The joys, the risks and the motivations of mountain climbing are at the heart of Malcolm Slesser's book. This autobiographical account spans 64 years of mountain exploration in every continent, during which both attitudes and technology have undergone vast changes. It is a story of the joy of discovery shared with friends in high places. Mountain climbing, like life itself, is not without risk. Unlike most sports, climbing is the solution to a very personal equation. The decision to go on or return lies with the climber and is influenced by his or her awareness of the risk. In that awareness lies safety and the ability to navigate the cliffs above and the chasms at your feet.

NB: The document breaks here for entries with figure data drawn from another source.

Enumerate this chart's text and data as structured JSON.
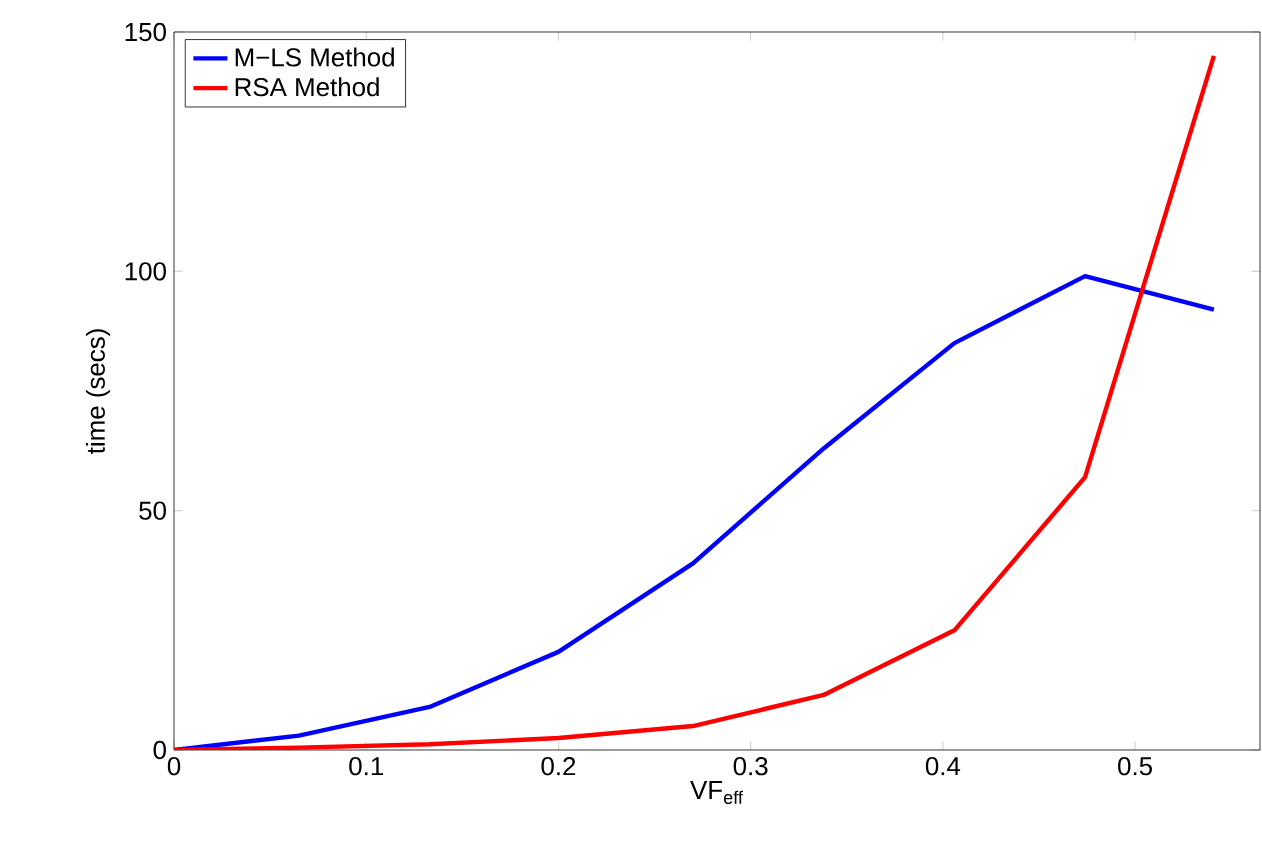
{
  "chart_data": {
    "type": "line",
    "xlabel": "VF$_{eff}$",
    "ylabel": "time (secs)",
    "x": [
      0,
      0.065,
      0.133,
      0.2,
      0.27,
      0.338,
      0.406,
      0.474,
      0.541
    ],
    "series": [
      {
        "name": "M−LS Method",
        "color": "#0000ff",
        "values": [
          0,
          3,
          9,
          20.5,
          39,
          63,
          85,
          99,
          92
        ]
      },
      {
        "name": "RSA Method",
        "color": "#ff0000",
        "values": [
          0,
          0.5,
          1.2,
          2.5,
          5,
          11.5,
          25,
          57,
          145
        ]
      }
    ],
    "xlim": [
      0,
      0.565
    ],
    "ylim": [
      0,
      150
    ],
    "xticks": [
      0,
      0.1,
      0.2,
      0.3,
      0.4,
      0.5
    ],
    "yticks": [
      0,
      50,
      100,
      150
    ],
    "legend": "top left",
    "grid": false,
    "marker": "none",
    "line_style": "solid"
  }
}
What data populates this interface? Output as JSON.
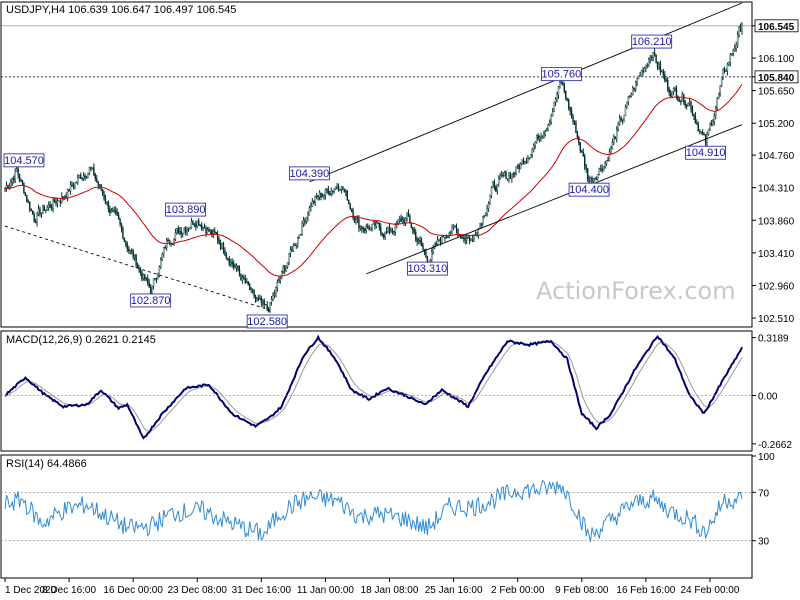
{
  "watermark": "ActionForex.com",
  "colors": {
    "candle": "#003030",
    "ema": "#cc0000",
    "macd": "#00006e",
    "signal": "#9a9a9a",
    "rsi": "#2f8bd6",
    "channel": "#000000",
    "annotation": "#1a1aa8",
    "frame": "#000000",
    "level": "#000000"
  },
  "chart_data": [
    {
      "type": "candlestick",
      "title": "USDJPY,H4  106.639 106.647 106.497 106.545",
      "ylim": [
        102.4,
        106.86
      ],
      "y_ticks": [
        "106.545",
        "106.100",
        "105.840",
        "105.650",
        "105.200",
        "104.760",
        "104.310",
        "103.860",
        "103.410",
        "102.960",
        "102.510"
      ],
      "y_tick_values": [
        106.545,
        106.1,
        105.84,
        105.65,
        105.2,
        104.76,
        104.31,
        103.86,
        103.41,
        102.96,
        102.51
      ],
      "highlight_levels": [
        "106.545",
        "105.840"
      ],
      "x_ticks": [
        "1 Dec 2020",
        "8 Dec 16:00",
        "16 Dec 00:00",
        "23 Dec 08:00",
        "31 Dec 16:00",
        "11 Jan 00:00",
        "18 Jan 08:00",
        "25 Jan 16:00",
        "2 Feb 00:00",
        "9 Feb 08:00",
        "16 Feb 16:00",
        "24 Feb 00:00"
      ],
      "x_tick_bars": [
        0,
        44,
        88,
        132,
        176,
        220,
        264,
        308,
        352,
        396,
        440,
        484
      ],
      "num_bars": 507,
      "keypoints": [
        [
          0,
          104.3
        ],
        [
          8,
          104.55
        ],
        [
          20,
          103.9
        ],
        [
          40,
          104.2
        ],
        [
          58,
          104.6
        ],
        [
          75,
          103.9
        ],
        [
          92,
          103.2
        ],
        [
          100,
          102.87
        ],
        [
          112,
          103.6
        ],
        [
          132,
          103.9
        ],
        [
          150,
          103.5
        ],
        [
          170,
          102.8
        ],
        [
          180,
          102.58
        ],
        [
          194,
          103.3
        ],
        [
          210,
          104.1
        ],
        [
          230,
          104.39
        ],
        [
          243,
          103.8
        ],
        [
          263,
          103.7
        ],
        [
          276,
          103.9
        ],
        [
          290,
          103.31
        ],
        [
          305,
          103.75
        ],
        [
          321,
          103.6
        ],
        [
          335,
          104.3
        ],
        [
          353,
          104.6
        ],
        [
          372,
          105.2
        ],
        [
          382,
          105.76
        ],
        [
          392,
          105.1
        ],
        [
          401,
          104.4
        ],
        [
          413,
          104.7
        ],
        [
          432,
          105.7
        ],
        [
          444,
          106.21
        ],
        [
          455,
          105.7
        ],
        [
          470,
          105.5
        ],
        [
          481,
          104.91
        ],
        [
          494,
          105.9
        ],
        [
          506,
          106.55
        ]
      ],
      "annotations": [
        {
          "label": "104.570",
          "bar": 8,
          "value": 104.57
        },
        {
          "label": "102.870",
          "bar": 100,
          "value": 102.87
        },
        {
          "label": "103.890",
          "bar": 124,
          "value": 103.89
        },
        {
          "label": "102.580",
          "bar": 180,
          "value": 102.58
        },
        {
          "label": "104.390",
          "bar": 209,
          "value": 104.39
        },
        {
          "label": "103.310",
          "bar": 290,
          "value": 103.31
        },
        {
          "label": "105.760",
          "bar": 382,
          "value": 105.76
        },
        {
          "label": "104.400",
          "bar": 401,
          "value": 104.4
        },
        {
          "label": "106.210",
          "bar": 444,
          "value": 106.21
        },
        {
          "label": "104.910",
          "bar": 481,
          "value": 104.91
        }
      ],
      "trendlines": [
        {
          "name": "channel-upper",
          "from": [
            209,
            104.39
          ],
          "to": [
            506,
            106.86
          ]
        },
        {
          "name": "channel-lower",
          "from": [
            248,
            103.12
          ],
          "to": [
            506,
            105.18
          ]
        },
        {
          "name": "support-line",
          "from": [
            0,
            103.78
          ],
          "to": [
            182,
            102.62
          ]
        }
      ],
      "ema_period": 55
    },
    {
      "type": "line",
      "title": "MACD(12,26,9) 0.2621 0.2145",
      "series": [
        {
          "name": "MACD(12,26,9)"
        },
        {
          "name": "Signal"
        }
      ],
      "ylim": [
        -0.3,
        0.35
      ],
      "y_ticks": [
        "0.3189",
        "0.00",
        "-0.2662"
      ],
      "y_tick_values": [
        0.3189,
        0.0,
        -0.2662
      ],
      "macd_points": [
        [
          0,
          0.0
        ],
        [
          14,
          0.1
        ],
        [
          28,
          0.0
        ],
        [
          40,
          -0.06
        ],
        [
          56,
          -0.05
        ],
        [
          66,
          0.03
        ],
        [
          78,
          -0.07
        ],
        [
          84,
          -0.05
        ],
        [
          95,
          -0.24
        ],
        [
          108,
          -0.1
        ],
        [
          124,
          0.04
        ],
        [
          140,
          0.06
        ],
        [
          156,
          -0.1
        ],
        [
          172,
          -0.17
        ],
        [
          182,
          -0.12
        ],
        [
          190,
          -0.06
        ],
        [
          205,
          0.22
        ],
        [
          215,
          0.32
        ],
        [
          227,
          0.2
        ],
        [
          238,
          0.03
        ],
        [
          250,
          -0.02
        ],
        [
          262,
          0.04
        ],
        [
          275,
          0.0
        ],
        [
          288,
          -0.05
        ],
        [
          300,
          0.03
        ],
        [
          318,
          -0.06
        ],
        [
          330,
          0.12
        ],
        [
          345,
          0.3
        ],
        [
          360,
          0.28
        ],
        [
          375,
          0.3
        ],
        [
          386,
          0.2
        ],
        [
          396,
          -0.1
        ],
        [
          406,
          -0.18
        ],
        [
          416,
          -0.1
        ],
        [
          433,
          0.15
        ],
        [
          448,
          0.33
        ],
        [
          460,
          0.2
        ],
        [
          470,
          0.0
        ],
        [
          480,
          -0.1
        ],
        [
          494,
          0.1
        ],
        [
          506,
          0.2621
        ]
      ]
    },
    {
      "type": "line",
      "title": "RSI(14) 64.4866",
      "series": [
        {
          "name": "RSI(14)"
        }
      ],
      "ylim": [
        0,
        100
      ],
      "y_ticks": [
        "100",
        "70",
        "30",
        "0"
      ],
      "y_tick_values": [
        100,
        70,
        30,
        0
      ],
      "rsi_points": [
        [
          0,
          60
        ],
        [
          12,
          64
        ],
        [
          25,
          44
        ],
        [
          40,
          55
        ],
        [
          56,
          60
        ],
        [
          70,
          50
        ],
        [
          85,
          40
        ],
        [
          100,
          42
        ],
        [
          115,
          53
        ],
        [
          135,
          55
        ],
        [
          150,
          47
        ],
        [
          165,
          40
        ],
        [
          178,
          35
        ],
        [
          188,
          52
        ],
        [
          200,
          61
        ],
        [
          210,
          66
        ],
        [
          228,
          63
        ],
        [
          243,
          50
        ],
        [
          258,
          52
        ],
        [
          275,
          48
        ],
        [
          290,
          40
        ],
        [
          305,
          58
        ],
        [
          322,
          58
        ],
        [
          338,
          65
        ],
        [
          352,
          72
        ],
        [
          368,
          72
        ],
        [
          382,
          76
        ],
        [
          392,
          57
        ],
        [
          401,
          33
        ],
        [
          413,
          44
        ],
        [
          430,
          60
        ],
        [
          444,
          65
        ],
        [
          456,
          55
        ],
        [
          470,
          48
        ],
        [
          481,
          37
        ],
        [
          494,
          64
        ],
        [
          506,
          64.49
        ]
      ]
    }
  ]
}
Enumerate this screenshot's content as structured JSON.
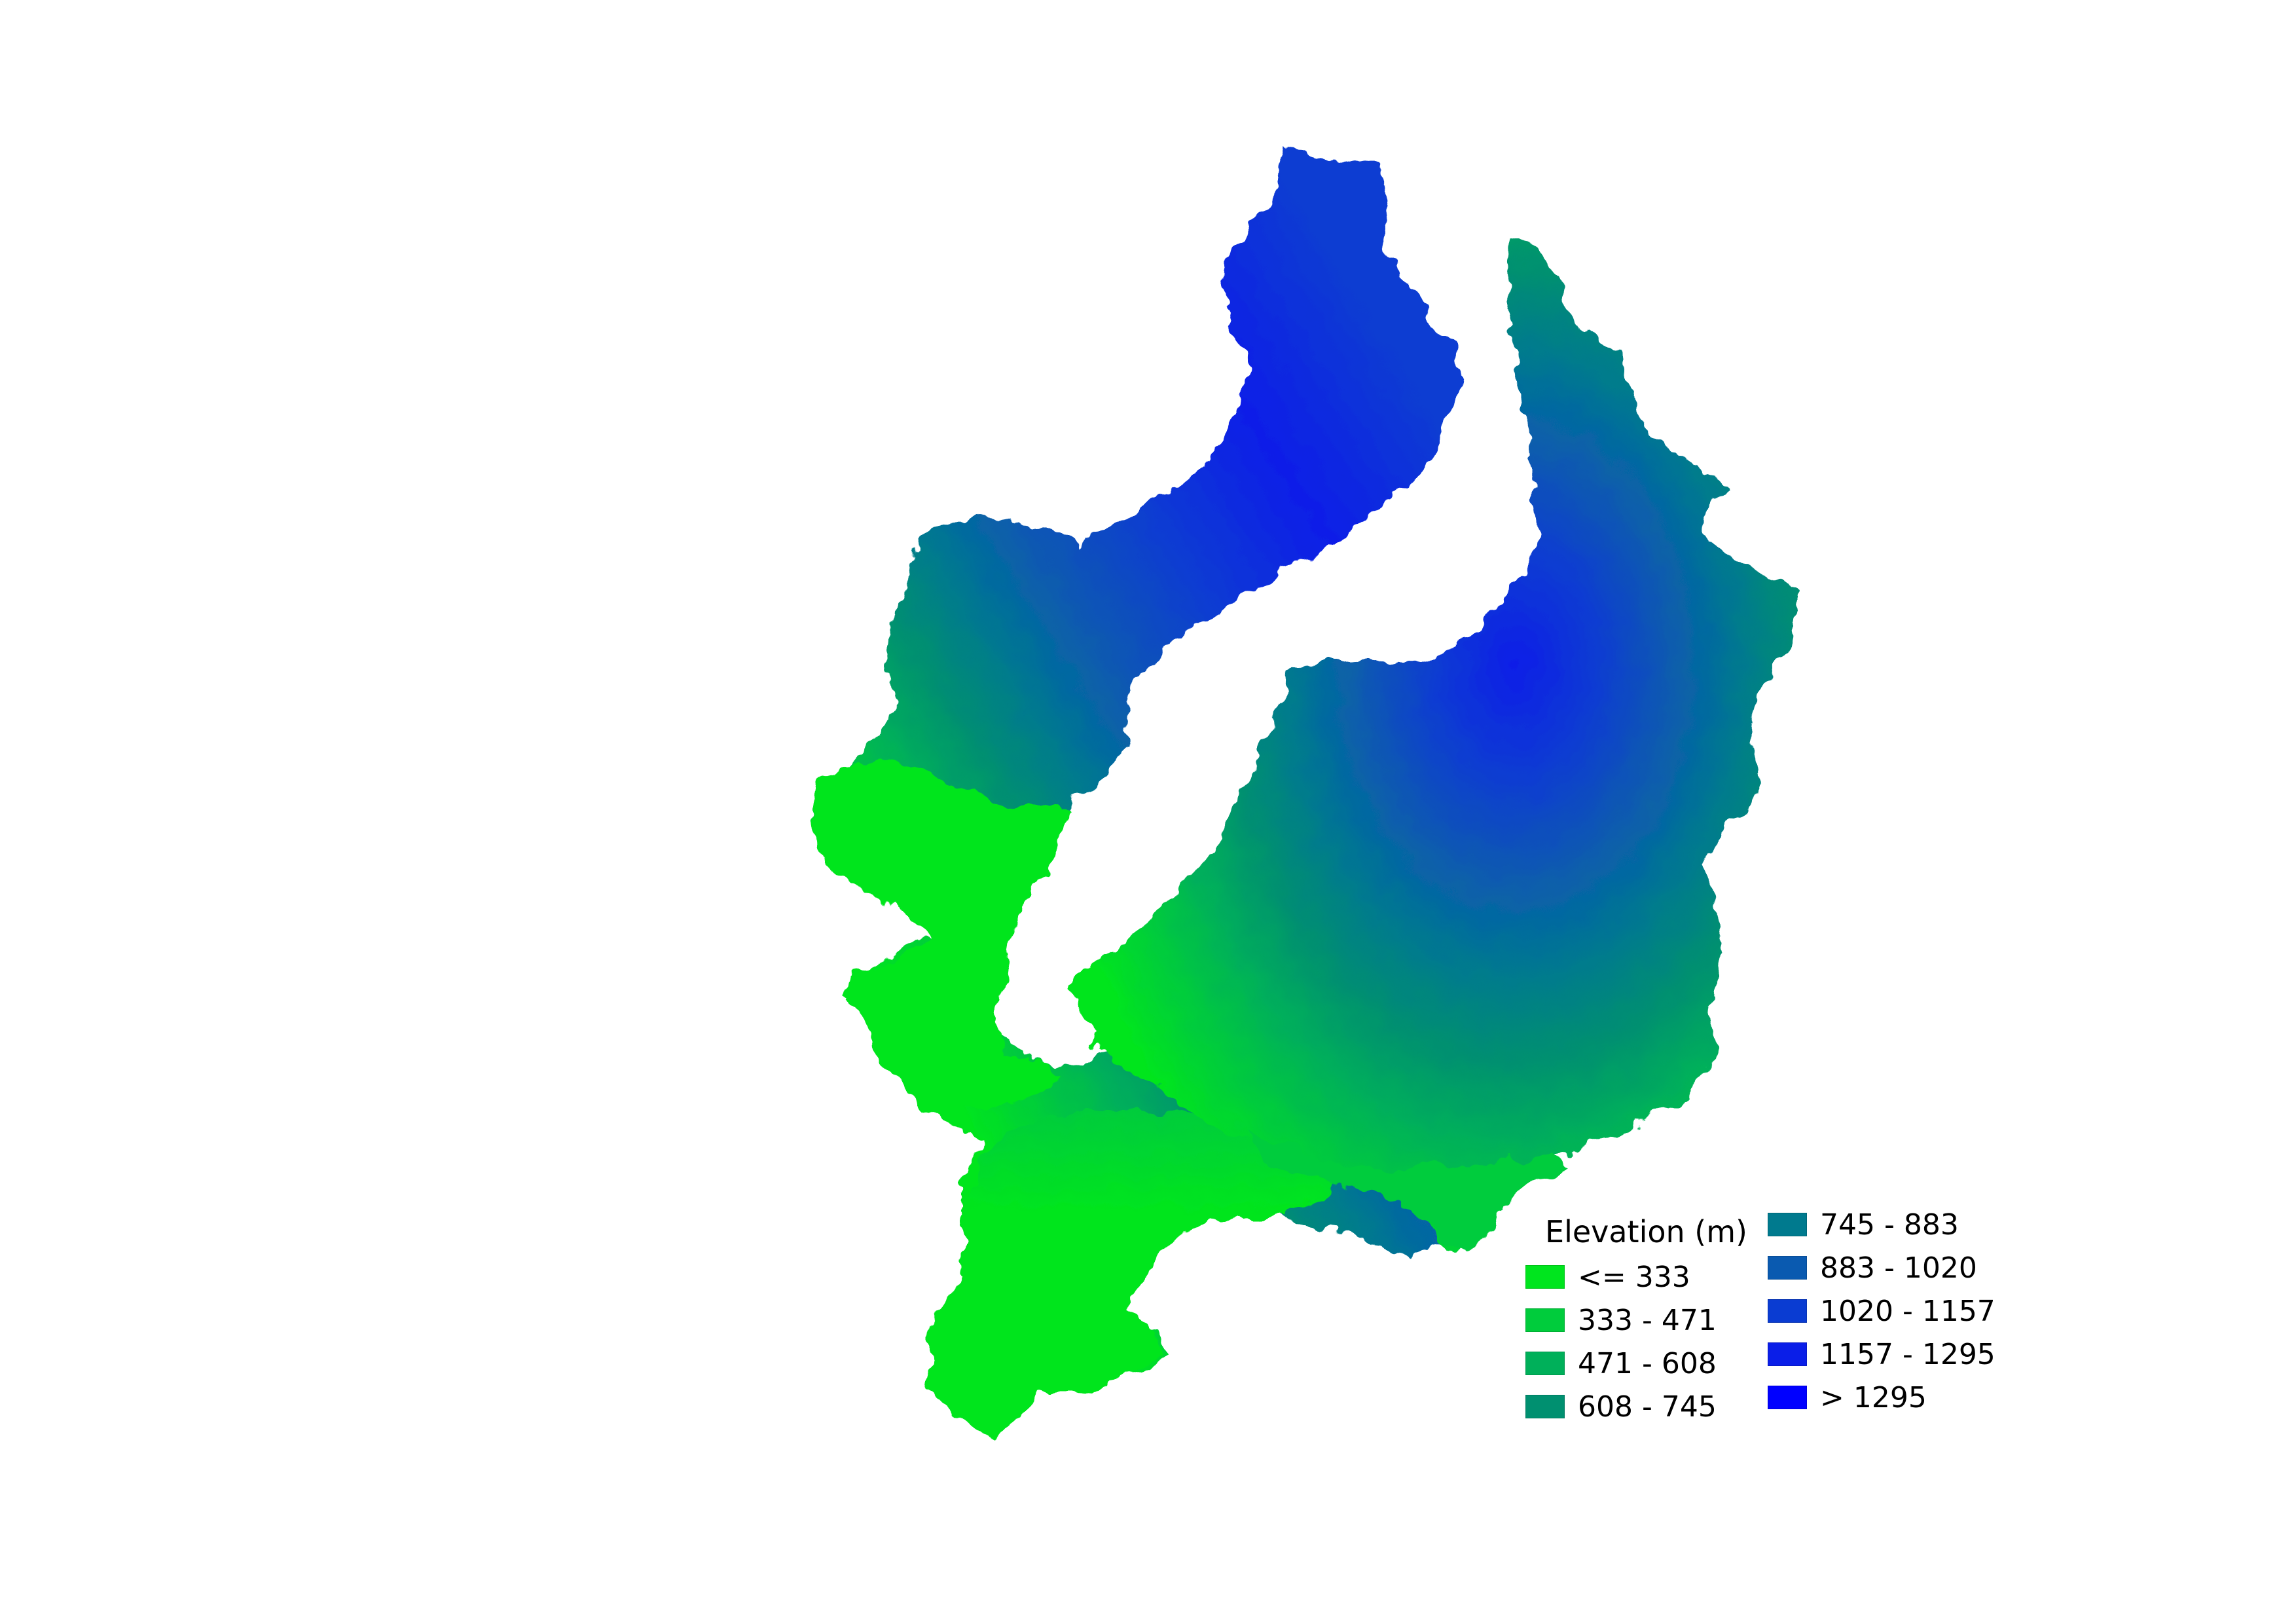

Good judgement comes from experience. And experience comes from poor judgement. Most survive to a reasonable age; some brilliant climbers like Herman Buhl and Dougal Haston have perished through a momentary lapse of judgement. Too many die young, failing to appreciate that safety lies in the awareness of danger. The motivation for mountain climbing is not risk. It is the joy of exploration of the vertical, whether it be a virgin summit, a lonely precipice or simply a new line on an familiar rock face.
It is the delicious matching of skill to the difficulties presented by the mountain. It is to heighten the senses in lonely remote places. It is to remove all obstacles between the individual and nature. Malcolm Slesser is a survivor and has many tales to tell. In "With Friends in High Places", he explores situations such as the ill-fated Pamir expedition of 1962, and unusual environments, including the Arctic and the Tropics, that he has experienced throughout his decades of mountaineering and exploring around the globe.
Malcolm Slesser is an author, mountaineer and energy analyst who is widely known in the hillwalking and mountaineering world. His climbing career has spanned some 64 years, during which he has climbed and explored on every continent. He lives in Edinburgh.